Voulue par le Général De Gaulle, la nouvelle constitution reprend et met en forme les principes auxquels il tenait. Des principes qu’il avait évoqué à plusieurs reprises et qui pouvait se résumer ainsi : «donner à l'exécutif les bases nécessaires à son action et à sa durée» (Didier Maus). Pour cela, deux principes sont mis en avant: renforcement de l'exécutif avec le président de la République et contrôle accru du parlement avec un garde-fou, la création du Conseil Constitutionnel.
De Gaulle n'avait jamais caché son modèle politique: "C'est donc du chef de l'État, placé au-dessus des partis, élu par un collège qui englobe le Parlement mais beaucoup plus large et composé de manière à faire de lui le Président de l'Union française en même temps que celui de la République, que doit procéder le pouvoir exécutif", affirmait-il dès juin 1946 dans un discours tenu à Bayeux.
En clair, De Gaulle était opposé à ce qu'il appelait «le régime des partis» qu’il voyait à l’œuvre dans la IVe République. «Sous les régimes antérieurs, la réalité du pouvoir était attribuée par les groupes parlementaires, dans des coalitions changeantes. Le pouvoir y était instable, puisque les gouvernements étaient facilement mis en minorité au Parlement et contraints de démissionner, souvent à la moindre difficulté », explique le constitutionnaliste Guy Carcassonne. «Depuis 1958, et plus encore depuis qu'a été adopté, en 1962, le principe de l'élection présidentielle au suffrage universel, tout a changé : ce sont les Français eux-mêmes, désormais, qui choisissent qui va les gouverner. Ceux qu'ils ont ainsi désignés disposent du temps et des moyens d'agir. Puis, à la fin du mandat, ils sont de nouveau soumis à la sanction du suffrage universel», ajoute-t-il.
Dans la Constitution de 1958, le pouvoir exécutif est placé entre les mains du président, même si le principe d'un gouvernement et d'un premier ministre responsables devant l'Assemblée est conservé.
Dès la réforme de 1962, la présidentialisation ne se cache plus puisque les Français adoptent par référendum (après débats et vives polémiques) le principe de l'élection au suffrage universel du président de la République.
La primauté présidentielle n'est cependant pas absolue comme on a pu le voir plus tard. "Si le soutien parlementaire disparaît (comme, pour Mitterrand, entre 1986 et 1988 puis de 1993 à 1995, et pour Jacques Chirac en 1997), la primauté présidentielle disparaît purement et simplement, et le pouvoir passe à Matignon", notait Guy Carcassonne en 1999. Ces périodes de cohabitation n'avaient guère été envisagées lors des débuts de la Ve République.
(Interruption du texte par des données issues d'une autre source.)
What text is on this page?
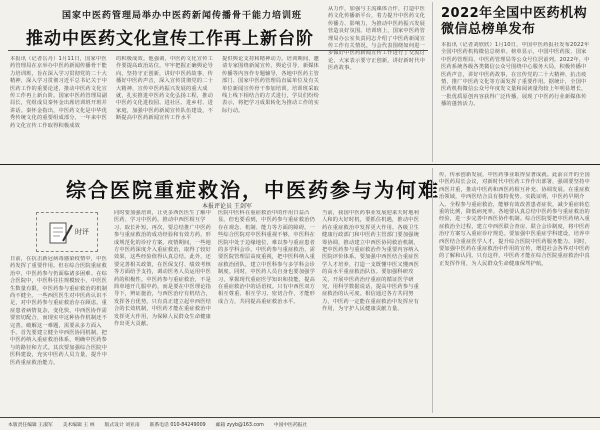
国家中医药管理局举办中医药新闻传播骨干能力培训班
推动中医药文化宣传工作再上新台阶
本报讯（记者岳丹）1月11日，国家中医药管理局在京举办中医药新闻传播骨干能力培训班，旨在深入学习贯彻党的二十大精神，深入学习贯彻习近平总书记关于中医药工作的重要论述，推动中医药文化宣传工作再上新台阶。国家中医药管理局副局长，党组成员秦怀金出席培训班开班并讲话。秦怀金指出，中医药文化是中华优秀传统文化的重要组成部分，一年来中医药文化宣传工作取得积极成效
的积极成效。他强调，中医药文化宣传工作要提高政治站位，牢牢把握正确舆论导向，坚持守正创新，讲好中医药故事，传播好中医药声音，深入宣传贯彻党的二十大精神，宣传中医药振兴发展的重大成就，扎实推进中医药文化弘扬工程，推动中医药文化进校园、进社区、进乡村、进家庭，加强中医药新闻宣传队伍建设，不断提高中医药新闻宣传工作水平
提供舆论支持和精神动力。培训期间，邀请专家围绕新闻宣传、舆论引导、新媒体传播等内容作专题辅导，各地中医药主管部门、国家中医药管理局直属单位及有关单位新闻宣传骨干参加培训。培训班采取线上线下相结合的方式进行，学员们纷纷表示，将把学习成果转化为推动工作的实际行动。
从力作，加强与主流媒体合作，打造中医药文化传播新平台，着力提升中医药文化传播力、影响力，为推动中医药振兴发展营造良好氛围。培训班上，国家中医药管理局办公室负责同志介绍了中医药新闻宣传工作有关情况。与会代表围绕如何进一步做好中医药新闻宣传工作进行了交流讨论，大家表示要守正创新，讲好新时代中医药故事。
2022年全国中医药机构微信总榜单发布
本报讯（记者刘欣欣）1月10日，中国中医药报社发布2022年全国中医药机构微信总榜单。榜单显示，中国中医药报、国家中医药管理局、中医药管理局等公众号位居前列。2022年，中医药系统各级各类微信公众号围绕中心服务大局，积极传播中医药声音，讲好中医药故事，在宣传党的二十大精神、抗击疫情、推广中医药文化等方面发挥了重要作用。据统计，全国中医药机构微信公众号年度发文量和阅读量均较上年明显增长，一批优质原创内容获得广泛传播，展现了中医药行业新媒体传播的蓬勃活力。
综合医院重症救治，中医药参与为何难
本报评论员 王剑军
时评
日前，在抗击新冠病毒感染疫情中，中医药发挥了重要作用。但在综合医院重症救治中，中医药参与仍面临诸多困难。在综合医院中，中医科往往规模较小，中医医生数量有限，中医药参与重症救治的机制尚不健全。一些西医医生对中医药认识不足，对中医药参与重症救治存在顾虑。重症患者病情复杂，变化快，中西医协作需要密切配合，而现实中这种协作机制还不完善。破解这一难题，需要从多方面入手。首先要建立健全中西医协同机制，把中医药纳入重症救治体系，明确中医药参与的路径和方式。其次要加强综合医院中医科建设，充实中医药人员力量，提升中医药重症救治能力。
同时要加强培训，让更多西医医生了解中医药、学习中医药，推动中西医相互学习、取长补短。再次，要总结推广中医药参与重症救治的成功经验和有效方药，形成规范化的诊疗方案。疫情期间，一些地方中医药深度介入重症救治，取得了较好效果，这些经验值得认真总结。此外，还要完善相关政策，在医保支付、绩效考核等方面给予支持，调动医务人员运用中医药的积极性。中医药参与重症救治，不是简单地开几服中药，而是要在中医理论指导下，辨证施治，与西医治疗有机结合，发挥各自优势。只有真正建立起中西医结合的长效机制，中医药才能在重症救治中发挥更大作用，为保障人民群众生命健康作出更大贡献。
医院中医科在重症救治中的作用日益凸显。但也要看到，中医药参与重症救治仍存在观念、机制、能力等方面的障碍。一些综合医院对中医科重视不够，中医科在医院中处于边缘地位，难以参与重症患者的多学科会诊。中医药参与重症救治，需要医院管理层高度重视，把中医科纳入重症救治团队，建立中医科参与多学科会诊制度。同时，中医药人员自身也要加强学习，掌握现代重症医学知识和技能，提高在重症救治中的话语权。只有中西医双方相互尊重、相互学习、密切合作，才能形成合力，共同提高重症救治水平。
当前，我国中医药事业发展迎来天时地利人和的大好时机，要抓住机遇，推动中医药在重症救治中发挥更大作用。各级卫生健康行政部门和中医药主管部门要加强统筹协调，推动建立中西医协同救治机制，把中医药参与重症救治作为重要内容纳入医院评价体系。要加强中西医结合重症医学人才培养，打造一支既懂中医又懂西医的高水平重症救治队伍。要加强科研攻关，开展中医药治疗重症的循证医学研究，用科学数据说话，提高中医药参与重症救治的认可度。相信通过各方共同努力，中医药一定能在重症救治中发挥应有作用，为守护人民健康贡献力量。
传，传承创新发展，中医药事业取得显著成就。此前召开的全国中医药局长会议，对新时代中医药工作作出部署，强调要坚持中西医并重，推动中医药和西医药相互补充、协调发展。在重症救治领域，中西医结合具有独特优势。实践证明，中医药早期介入、全程参与重症救治，能够有效改善患者症状，减少重症转危重的比例，降低病死率。各地要认真总结中医药参与重症救治的经验，进一步完善中西医协作机制。综合医院要把中医药纳入重症救治全过程，建立中西医联合查房、联合会诊制度，将中医药治疗方案写入重症诊疗规范。要加强中医重症学科建设，培养中西医结合重症医学人才，提升综合医院中医药服务能力。同时，要加强中医药在重症救治中作用的宣传，增进社会各界对中医药的了解和认同。只有这样，中医药才能在综合医院重症救治中真正发挥作用，为人民群众生命健康保驾护航。
本版责任编辑 王淑军 美术编辑 王 林 版式设计 刘亚南 联系电话 010-84249009 邮箱 zyyb@163.com 中国中医药报社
On ne commença à l'évoquer qu'en 1978, lorsque les législatives pouvaient amener une majorité de gauche au Président Giscard d'Estaing. "Vous pouvez choisir l'application du Programme commun. C'est votre droit. Mais si vous le choisissez, il sera appliqué. Ne croyez pas que le président de la République ait, dans la constitution, les moyens de s'y opposer", affirmait-il lors d'un discours à Verdun sur le Doubs.
Dans la Constitution, une série de dispositions vise à donner l'avantage à l'exécutif sur le parlement (droit de dissolution, ordre du jour, vote bloqué...). "Les procédures suppriment toute échappatoire, obligent les parlementaires à faire des choix clairs et décisifs, dont ils assument la responsabilité, et c'est en cela que le système est "rationalisé". C'est ce qui offre à la fois au Gouvernement sa stabilité et les moyens de conduire la politique qu'il juge bonne", analyse Guy Carcassonne.
Pour ce dernier: "Les Français, finalement, se montrent assez attachés à celui-ci, et c'est le plus bel hommage à lui rendre.
Il a permis de surmonter toutes les crises - Algérie, Mai 68 -, d'affronter toutes les situations - départ du Général de Gaulle, alternances, cohabitations... - et même les défauts techniques que présente la Constitution, souvent rédigée de manière obscure ou ambiguë, se sont finalement révélé être des qualités : en ne figeant pas le texte par avance, les interprétations variées qu'il autorise lui ont permis de s'adapter à des besoins changeants. Elle a ainsi démontré une grande et saine fermeté sur les principes, qui font qu'en dernière analyse la décision revient toujours au suffrage universel, en même temps qu'une grande et utile souplesse dans leur application".
Des éléments non constitutionnels, comme le mode électoral, pèsent aussi sur le fonctionnement des institutions.De plus outre la constitution elle-même, le préanbule et d'autres textes (déclaration des droits de l'homme) ont été considérés comme ayant valeur constitutionnelle.
La Constitution de 1958 a aussi montré une certaine souplesse en permettant des modifications. Via référendum ou le Congrès, elle a été réformée à 24 reprises.